Categorical Association (Chi-Square) Test

Aug 13, 2025

Overview

This lecture introduces the categorical association (chi-square) hypothesis test to evaluate the relationship between two categorical variables using contingency tables and discusses hypotheses, data requirements, assumptions, and test statistics.

Hypotheses for Categorical Association Test

  • The null hypothesis states that the categorical variables are not related (are independent).
  • The alternative hypothesis states that the categorical variables are related (are dependent).
  • Hypotheses may also be written as "not associated vs. associated" or "independent vs. dependent".

Data Requirements & Types

  • Requires two categorical data sets, collected from either one random sample (answering two questions) or multiple random samples (one question each).
  • If data comes from one random sample, it’s often called a test of independence.
  • If data comes from multiple random samples, it’s called a test of homogeneity.
  • Data is summarized in a contingency (two-way) table.
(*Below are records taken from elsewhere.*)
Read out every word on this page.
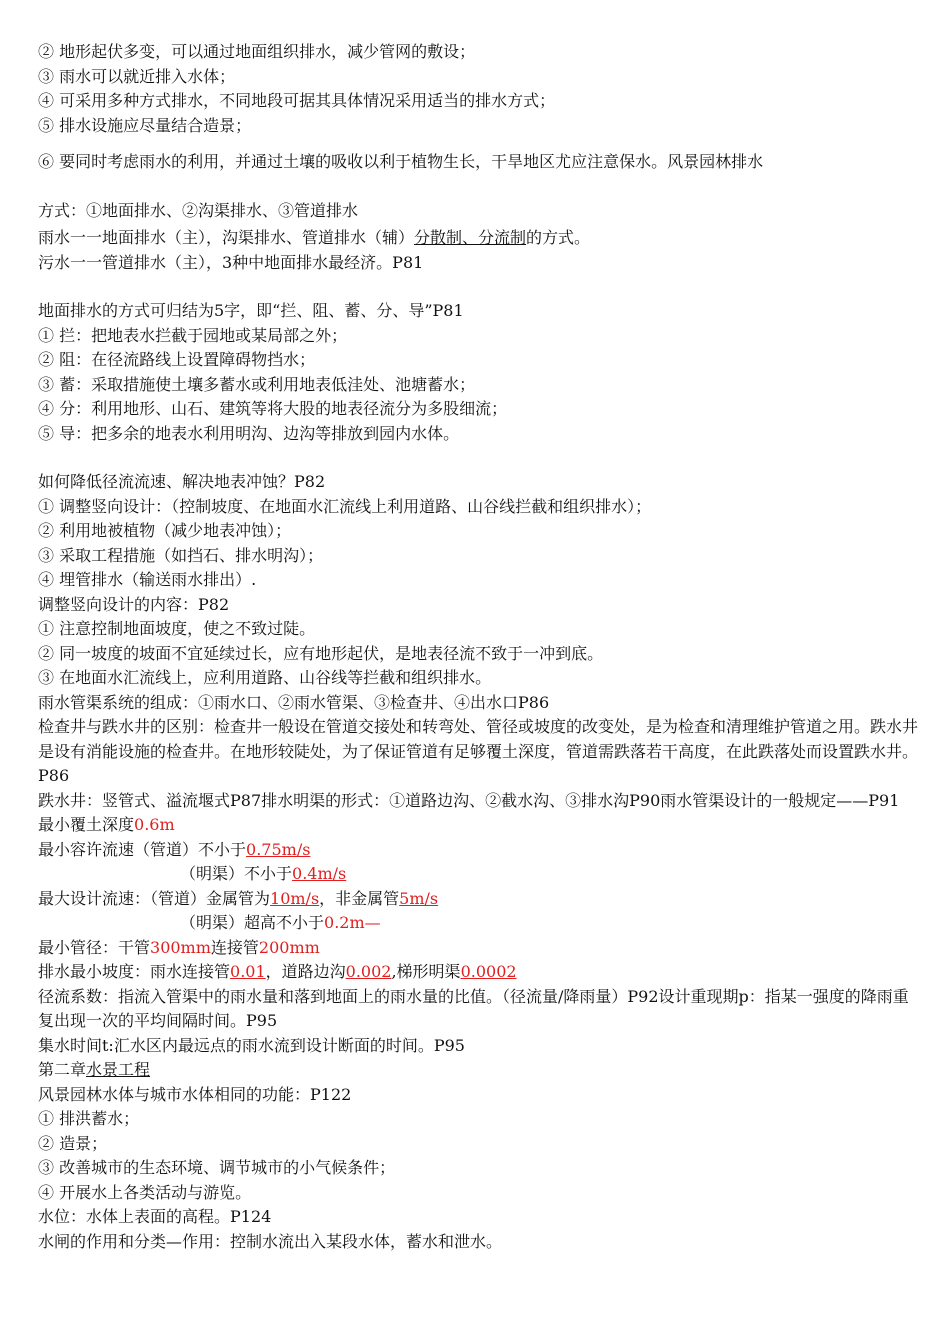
② 地形起伏多变，可以通过地面组织排水，减少管网的敷设；
③ 雨水可以就近排入水体；
④ 可采用多种方式排水，不同地段可据其具体情况采用适当的排水方式；
⑤ 排水设施应尽量结合造景；
⑥ 要同时考虑雨水的利用，并通过土壤的吸收以利于植物生长，干旱地区尤应注意保水。风景园林排水
方式：①地面排水、②沟渠排水、③管道排水
雨水一一地面排水（主），沟渠排水、管道排水（辅）分散制、分流制的方式。
污水一一管道排水（主），3种中地面排水最经济。P81
地面排水的方式可归结为5字，即“拦、阻、蓄、分、导”P81
① 拦：把地表水拦截于园地或某局部之外；
② 阻：在径流路线上设置障碍物挡水；
③ 蓄：采取措施使土壤多蓄水或利用地表低洼处、池塘蓄水；
④ 分：利用地形、山石、建筑等将大股的地表径流分为多股细流；
⑤ 导：把多余的地表水利用明沟、边沟等排放到园内水体。
如何降低径流流速、解决地表冲蚀？P82
① 调整竖向设计：（控制坡度、在地面水汇流线上利用道路、山谷线拦截和组织排水）；
② 利用地被植物（减少地表冲蚀）；
③ 采取工程措施（如挡石、排水明沟）；
④ 埋管排水（输送雨水排出）.
调整竖向设计的内容：P82
① 注意控制地面坡度，使之不致过陡。
② 同一坡度的坡面不宜延续过长，应有地形起伏，是地表径流不致于一冲到底。
③ 在地面水汇流线上，应利用道路、山谷线等拦截和组织排水。
雨水管渠系统的组成：①雨水口、②雨水管渠、③检查井、④出水口P86
检查井与跌水井的区别：检查井一般设在管道交接处和转弯处、管径或坡度的改变处，是为检查和清理维护管道之用。跌水井是设有消能设施的检查井。在地形较陡处，为了保证管道有足够覆土深度，管道需跌落若干高度，在此跌落处而设置跌水井。P86
跌水井：竖管式、溢流堰式P87排水明渠的形式：①道路边沟、②截水沟、③排水沟P90雨水管渠设计的一般规定——P91
最小覆土深度0.6m
最小容许流速（管道）不小于0.75m/s
（明渠）不小于0.4m/s
最大设计流速：（管道）金属管为10m/s，非金属管5m/s
（明渠）超高不小于0.2m—
最小管径：干管300mm连接管200mm
排水最小坡度：雨水连接管0.01，道路边沟0.002,梯形明渠0.0002
径流系数：指流入管渠中的雨水量和落到地面上的雨水量的比值。（径流量/降雨量）P92设计重现期p：指某一强度的降雨重复出现一次的平均间隔时间。P95
集水时间t:汇水区内最远点的雨水流到设计断面的时间。P95
第二章水景工程
风景园林水体与城市水体相同的功能：P122
① 排洪蓄水；
② 造景；
③ 改善城市的生态环境、调节城市的小气候条件；
④ 开展水上各类活动与游览。
水位：水体上表面的高程。P124
水闸的作用和分类—作用：控制水流出入某段水体，蓄水和泄水。
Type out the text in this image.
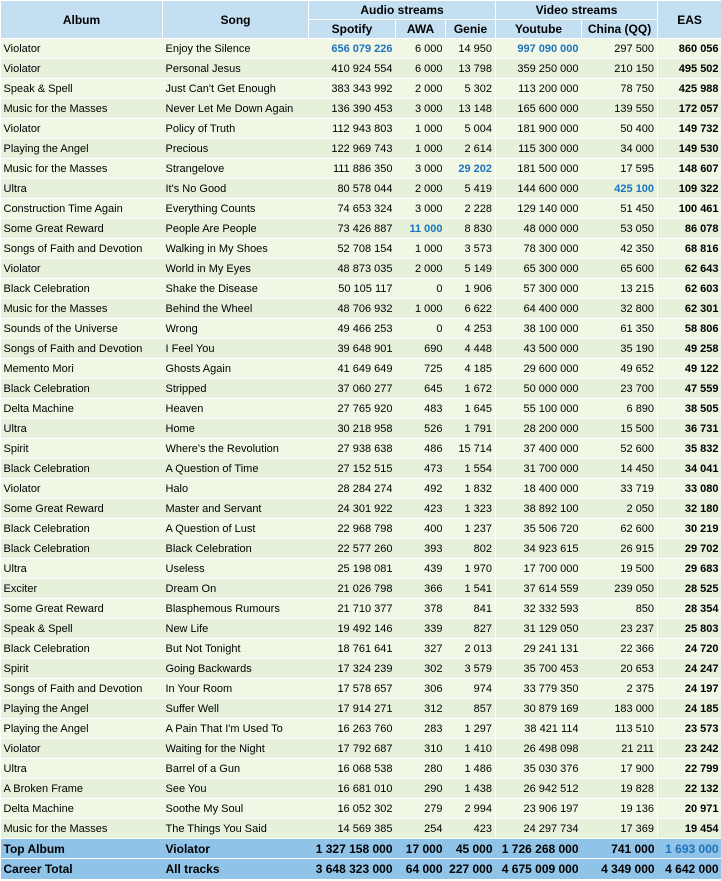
Album	Song	Audio streams			Video streams		EAS
		Spotify	AWA	Genie	Youtube	China (QQ)	
Violator	Enjoy the Silence	656 079 226	6 000	14 950	997 090 000	297 500	860 056
Violator	Personal Jesus	410 924 554	6 000	13 798	359 250 000	210 150	495 502
Speak & Spell	Just Can't Get Enough	383 343 992	2 000	5 302	113 200 000	78 750	425 988
Music for the Masses	Never Let Me Down Again	136 390 453	3 000	13 148	165 600 000	139 550	172 057
Violator	Policy of Truth	112 943 803	1 000	5 004	181 900 000	50 400	149 732
Playing the Angel	Precious	122 969 743	1 000	2 614	115 300 000	34 000	149 530
Music for the Masses	Strangelove	111 886 350	3 000	29 202	181 500 000	17 595	148 607
Ultra	It's No Good	80 578 044	2 000	5 419	144 600 000	425 100	109 322
Construction Time Again	Everything Counts	74 653 324	3 000	2 228	129 140 000	51 450	100 461
Some Great Reward	People Are People	73 426 887	11 000	8 830	48 000 000	53 050	86 078
Songs of Faith and Devotion	Walking in My Shoes	52 708 154	1 000	3 573	78 300 000	42 350	68 816
Violator	World in My Eyes	48 873 035	2 000	5 149	65 300 000	65 600	62 643
Black Celebration	Shake the Disease	50 105 117	0	1 906	57 300 000	13 215	62 603
Music for the Masses	Behind the Wheel	48 706 932	1 000	6 622	64 400 000	32 800	62 301
Sounds of the Universe	Wrong	49 466 253	0	4 253	38 100 000	61 350	58 806
Songs of Faith and Devotion	I Feel You	39 648 901	690	4 448	43 500 000	35 190	49 258
Memento Mori	Ghosts Again	41 649 649	725	4 185	29 600 000	49 652	49 122
Black Celebration	Stripped	37 060 277	645	1 672	50 000 000	23 700	47 559
Delta Machine	Heaven	27 765 920	483	1 645	55 100 000	6 890	38 505
Ultra	Home	30 218 958	526	1 791	28 200 000	15 500	36 731
Spirit	Where's the Revolution	27 938 638	486	15 714	37 400 000	52 600	35 832
Black Celebration	A Question of Time	27 152 515	473	1 554	31 700 000	14 450	34 041
Violator	Halo	28 284 274	492	1 832	18 400 000	33 719	33 080
Some Great Reward	Master and Servant	24 301 922	423	1 323	38 892 100	2 050	32 180
Black Celebration	A Question of Lust	22 968 798	400	1 237	35 506 720	62 600	30 219
Black Celebration	Black Celebration	22 577 260	393	802	34 923 615	26 915	29 702
Ultra	Useless	25 198 081	439	1 970	17 700 000	19 500	29 683
Exciter	Dream On	21 026 798	366	1 541	37 614 559	239 050	28 525
Some Great Reward	Blasphemous Rumours	21 710 377	378	841	32 332 593	850	28 354
Speak & Spell	New Life	19 492 146	339	827	31 129 050	23 237	25 803
Black Celebration	But Not Tonight	18 761 641	327	2 013	29 241 131	22 366	24 720
Spirit	Going Backwards	17 324 239	302	3 579	35 700 453	20 653	24 247
Songs of Faith and Devotion	In Your Room	17 578 657	306	974	33 779 350	2 375	24 197
Playing the Angel	Suffer Well	17 914 271	312	857	30 879 169	183 000	24 185
Playing the Angel	A Pain That I'm Used To	16 263 760	283	1 297	38 421 114	113 510	23 573
Violator	Waiting for the Night	17 792 687	310	1 410	26 498 098	21 211	23 242
Ultra	Barrel of a Gun	16 068 538	280	1 486	35 030 376	17 900	22 799
A Broken Frame	See You	16 681 010	290	1 438	26 942 512	19 828	22 132
Delta Machine	Soothe My Soul	16 052 302	279	2 994	23 906 197	19 136	20 971
Music for the Masses	The Things You Said	14 569 385	254	423	24 297 734	17 369	19 454
Top Album	Violator	1 327 158 000	17 000	45 000	1 726 268 000	741 000	1 693 000
Career Total	All tracks	3 648 323 000	64 000	227 000	4 675 009 000	4 349 000	4 642 000
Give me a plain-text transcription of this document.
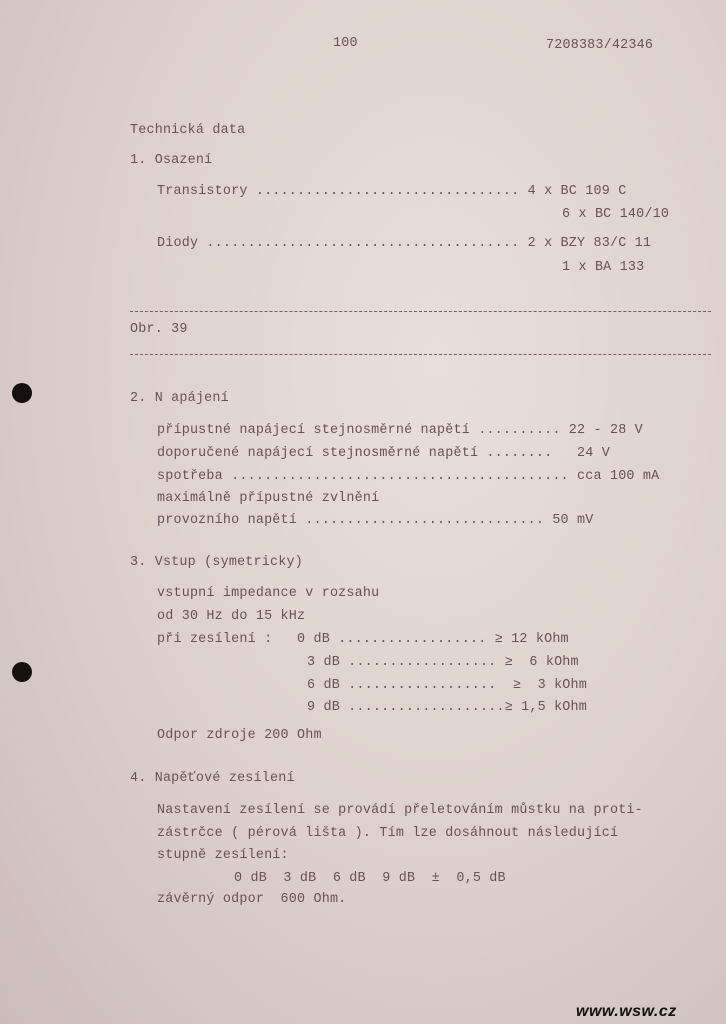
100	7208383/42346
Technická data
1. Osazení
Transistory ................................ 4 x BC 109 C
6 x BC 140/10
Diody ...................................... 2 x BZY 83/C 11
1 x BA 133
Obr. 39
2. N apájení
přípustné napájecí stejnosměrné napětí .......... 22 - 28 V
doporučené napájecí stejnosměrné napětí ........   24 V
spotřeba ......................................... cca 100 mA
maximálně přípustné zvlnění
provozního napětí ............................. 50 mV
3. Vstup (symetricky)
vstupní impedance v rozsahu
od 30 Hz do 15 kHz
při zesílení :   0 dB .................. ≥ 12 kOhm
3 dB .................. ≥  6 kOhm
6 dB ..................  ≥  3 kOhm
9 dB ...................≥ 1,5 kOhm
Odpor zdroje 200 Ohm
4. Napěťové zesílení
Nastavení zesílení se provádí přeletováním můstku na proti-
zástrčce ( pérová lišta ). Tím lze dosáhnout následující
stupně zesílení:
0 dB  3 dB  6 dB  9 dB  ±  0,5 dB
závěrný odpor  600 Ohm.
www.wsw.cz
Test Statistic & Degrees of Freedom

  • The test uses the chi-square test statistic: sum of (observed count − expected count)² / expected count.
  • Degrees of freedom = (number of rows − 1) × (number of columns − 1).

Assumptions

  • Data must come from random samples.
  • Individuals within a sample must be independent; if multiple samples, independence is required within and between samples.
  • Expected counts in each cell of the contingency table must be at least 5.

Interpreting Observed vs. Expected Counts

  • Observed counts are the actual sample data in the table (excluding totals).
  • Expected counts are calculated based on the assumption that the null hypothesis is true.
  • Expected counts help determine if variables are related (if observed and expected differ significantly).

Example Overview

  • An experiment tested if listening to favorite, hated, or no music affects memorizing information, using three random samples (homogeneity test).
  • Data was summarized in a contingency table.

Key Terms & Definitions

  • Categorical association test — A test that determines if there is a relationship between two categorical variables.
  • Chi-square test statistic — A measure comparing observed and expected frequencies in categorical data.
  • Contingency table — A table displaying the frequency distribution of variables.
  • Degrees of freedom — Calculation based on number of rows and columns: (rows−1)×(columns−1).
  • Expected count — The frequency expected in a cell if variables are independent.

Action Items / Next Steps

  • Review how to calculate expected counts for contingency tables.
  • Practice identifying correct hypothesis wording for various association scenarios.
  • Complete any assigned readings or problems on categorical association tests.